FIG. 1 shows one example block diagram of a multi-processor system 100 using caching bridges to couple different interconnects in the system. Each processor (e.g., processor 0 (120A)) in system 100 may include multiple cores (e.g., core 0 (140A), . . . , core N (140N)). Each processor may have a shared cache (e.g., 150 in processor 0 (120A)), which is shared by all processing cores inside the processor. A shared cache may be on-die of a processor, it may be off-die of the processor, or it may be partly on-die and partly off-die of the processor. An internal interconnect (not shown in FIG. 1) may connect processing cores with the shared cache. In one embodiment, each processing core may have its own dedicated interconnect to connect it to the shared cache. In another embodiment, some or all of the processing cores may share one interconnect to connect them to the shared cache. System 100 may be referred to as a multi-core multi-processor system (MCMP). Processors in system 100 may be connected to each other using a system interconnect 110. System interconnect 110 may be a Front Side Bus (FSB). Each processor may be connected to Input/Output (IO) devices as well as memory 160 through the system interconnect. Each processor may have a caching bridge (e.g., 130 in processor 0 (120A)) to couple the internal interconnect(s) with system interconnect 110.

A caching bridge in a processor is responsible for receiving transactions from processing cores; looking up the shared cache and forwarding requests to the system interconnect if needed. It is also responsible for issuing incoming snooping transactions from the system interconnect to an appropriate core or cores inside the processor; delivering results from the system interconnect to the cores and updating the state of lines in the shared cache. The caching bridge may also enforce global ordering between a system interconnect and an internal interconnect.

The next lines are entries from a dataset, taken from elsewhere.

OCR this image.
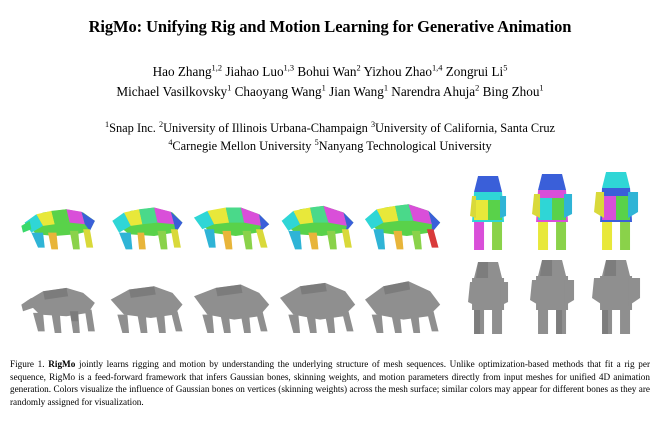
RigMo: Unifying Rig and Motion Learning for Generative Animation
Hao Zhang$^{1,2}$ Jiahao Luo$^{1,3}$ Bohui Wan$^2$ Yizhou Zhao$^{1,4}$ Zongrui Li$^5$
Michael Vasilkovsky$^1$ Chaoyang Wang$^1$ Jian Wang$^1$ Narendra Ahuja$^2$ Bing Zhou$^1$
$^1$Snap Inc. $^2$University of Illinois Urbana-Champaign $^3$University of California, Santa Cruz
$^4$Carnegie Mellon University $^5$Nanyang Technological University
Figure 1. RigMo jointly learns rigging and motion by understanding the underlying structure of mesh sequences. Unlike optimization-based methods that fit a rig per sequence, RigMo is a feed-forward framework that infers Gaussian bones, skinning weights, and motion parameters directly from input meshes for unified 4D animation generation. Colors visualize the influence of Gaussian bones on vertices (skinning weights) across the mesh surface; similar colors may appear for different bones as they are randomly assigned for visualization.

FIG. 2 is another example block diagram of a multi-processor system 200 using caching bridges to couple different interconnects in the system. In system 200, system interconnect 210 that connects multiple processors (e.g., 220A, 220B, 220C, and 220D) is a links-based point-to-point connection. Each processor may connect to the system interconnect through a links hub (e.g., 230A, 230B, 230C, and 230D). In some embodiments, a links hub may be co-located with a memory controller, which coordinates traffic to/from a system memory. Each processor may include multiple processing cores (not shown in FIG. 2), all of which may be associated with a shared cache (not shown in FIG. 2). The shared cache may be on-die, off-die, or partly on-die and partly off-die. Processing cores may be connected with the shared cache by an internal interconnect. Each processing core may have its own interconnect; some or all of the processing cores may share a common interconnect. Each processor may have a caching bridge (e.g., 240A, 240B, 240C, and 240D) to couple its internal interconnect(s) with system interconnect 210. The caching bridges may be utilized to enforce global ordering of transactions between internal interconnect(s) and system interconnect 210.

FIG. 3 shows an example block diagram of a computing system 300 using caching bridges to couple different interconnects in the system. System 300 may have multiple agents (e.g., 350A, 350B, . . . , 350M, 360A, 360B, . . . , 360N). Each agent may be processor, a network controller, an 10 device, etc. The number of agents in system 300 may be too large for only one system interconnect to connect them together along with the system memory sub-system (not shown in FIG. 3) because of electrical loading concerns. Thus, multiple agents may form different subgroups with each group having its own interconnect. For example interconnect 340A may connect agents 350A, 350B, . . . , 350M in one group; and interconnect 340L may connect agents 360A, 360B, . . . , 360N in another group. In one embodiment, a group of agents may have a cache shared by some or all of the agents in that group. One or more internal interconnects may be used to connect agents in the group to the shared cache. In another embodiment, an agent may be able to access caches associated with another agent in the same group through the group interconnect.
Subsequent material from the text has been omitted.